Nicolaidis, Raymaker, Ashkenazy, McDonald, Dern, Baggs, Kapp, Weiner & Boischlair (2015) conducted interviews with autistic adults and service providers in healthcare settings. The results demonstrate the importance of understanding autistic characteristics and working with the individual to enhance success in healthcare interactions. Shaw, Davis & Doherty (2022) report that non-speaking autistic patients may need to rely on AAC or proxy communication via caregivers. They stress that understanding autistic characteristics, taking time to communicate with autistic individuals, and having multiple methods to engage, result in better healthcare support. 

Boardman et al. (2014) identify the importance of clarification and simplification in language or information, and checking that the modified version is understood by the individual. When engaging with an individual with communication difficulties, Boardman et al. (2014) suggest using short and simple sentences with personally familiar words, avoiding jargon, and allowing time for the individual to process information. “Careful attention to body language, and showing respect, warmth and patience are even more important” for individuals with intellectual disabilities than with individuals without intellectual disabilities (Boardman et al., 2014, p, 30). Donaldson and colleagues argue that individuals should be able to choose their own communication methods as a form of communication autonomy. Rentenbach, Prislovsky, and Gabriel (2017) further offer practical guidance, based on Rentenbach’s own experience as an autistic person: (1) presume competence even when you don’t see or hear it yet, (2) smile, (3) listen, (4) wait, and (5) make room for non-speaking communication. 

Self-advocacy support activities can be helpful to develop skills or ways to represent oneself. Advancing self-advocacy practices requires heightened knowledge of: self, one’s rights, communication, and leadership (Test, Fowler, Wood, Brewer, & Eddy, 2005). In a recent scoping review, Schmidt, Faieta, & Tanner (2020) highlight the benefits of self-advocacy education for individuals with intellectual disabilities, including increased confidence to talk about needs, seek help and recognize appropriate support; and improved self-representing skills.
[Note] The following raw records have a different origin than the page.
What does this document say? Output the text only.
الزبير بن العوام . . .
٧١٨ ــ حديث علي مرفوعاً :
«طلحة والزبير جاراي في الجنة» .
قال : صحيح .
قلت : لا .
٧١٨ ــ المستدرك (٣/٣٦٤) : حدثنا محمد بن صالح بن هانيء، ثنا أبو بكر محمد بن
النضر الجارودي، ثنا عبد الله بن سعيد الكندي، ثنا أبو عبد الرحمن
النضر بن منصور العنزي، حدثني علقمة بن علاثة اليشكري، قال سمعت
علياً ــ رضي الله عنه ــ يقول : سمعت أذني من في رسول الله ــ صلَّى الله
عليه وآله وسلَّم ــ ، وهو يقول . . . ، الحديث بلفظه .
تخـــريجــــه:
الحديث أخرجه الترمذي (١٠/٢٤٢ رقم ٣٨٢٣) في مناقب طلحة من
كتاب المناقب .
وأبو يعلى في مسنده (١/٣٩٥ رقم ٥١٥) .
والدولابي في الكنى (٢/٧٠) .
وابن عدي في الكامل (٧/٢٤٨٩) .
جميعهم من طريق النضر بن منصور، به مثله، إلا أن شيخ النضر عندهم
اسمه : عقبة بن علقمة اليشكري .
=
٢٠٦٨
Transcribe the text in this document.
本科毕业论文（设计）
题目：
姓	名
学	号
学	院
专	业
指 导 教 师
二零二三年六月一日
Schmidt et al. (2020) further note that self-advocacy skills can be developed by interactive multimedia education, peer-led group intervention, writing interventions, workplace modifications and specific healthcare-related programs that prioritize needs and promote communication with health care providers and ability to manage information to promote care services. Such self-advocacy education may increase confidence and improve self-representation skills among non- or minimally-speaking autistic individuals and/or those with intellectual disabilities. 

          In summary, we have reviewed self-representation considerations for non or minimally-speaking autistic individuals, including those with intellectual disabilities. Unfortunately, relatively few studies about self-representation significantly engage self-advocates (de Haas et al., 2022; Goldberg, & Kleintjes, 2022; Schmidt et al., 2020). Deeply listening to, and engaging with, individuals, and developing individually tailored tools to support communication, require intentionality and skill development. Such advancement is needed to better address communication barriers and gaps, and thus, to better access these individuals’ perspectives and preferences. 

Emerging Key Messages

This review identified the following key messages. 

1. A substantial proportion of autistic people are non or minimally speaking; however, the prevalence of this population in Canada remains undetermined.  

2. The perspectives of many of these autistic people are not well-understood. 

3. There is a general lack of awareness about non or minimally-speaking forms of communication. 

4. Although studies have increasingly advocated for first-person perspectives, there remains a lack of studies guiding approaches to optimize self-representation for non or minimally-speaking individuals. 

5. Intentional, concerted effort and ingenuity are needed to better understand the perspectives of non and minimally-speaking autistic individuals with intellectual disabilities.  

6. More research is needed including co-designed research with autistic non or minimally-speaking individuals and their caregivers to elicit needs and perspectives.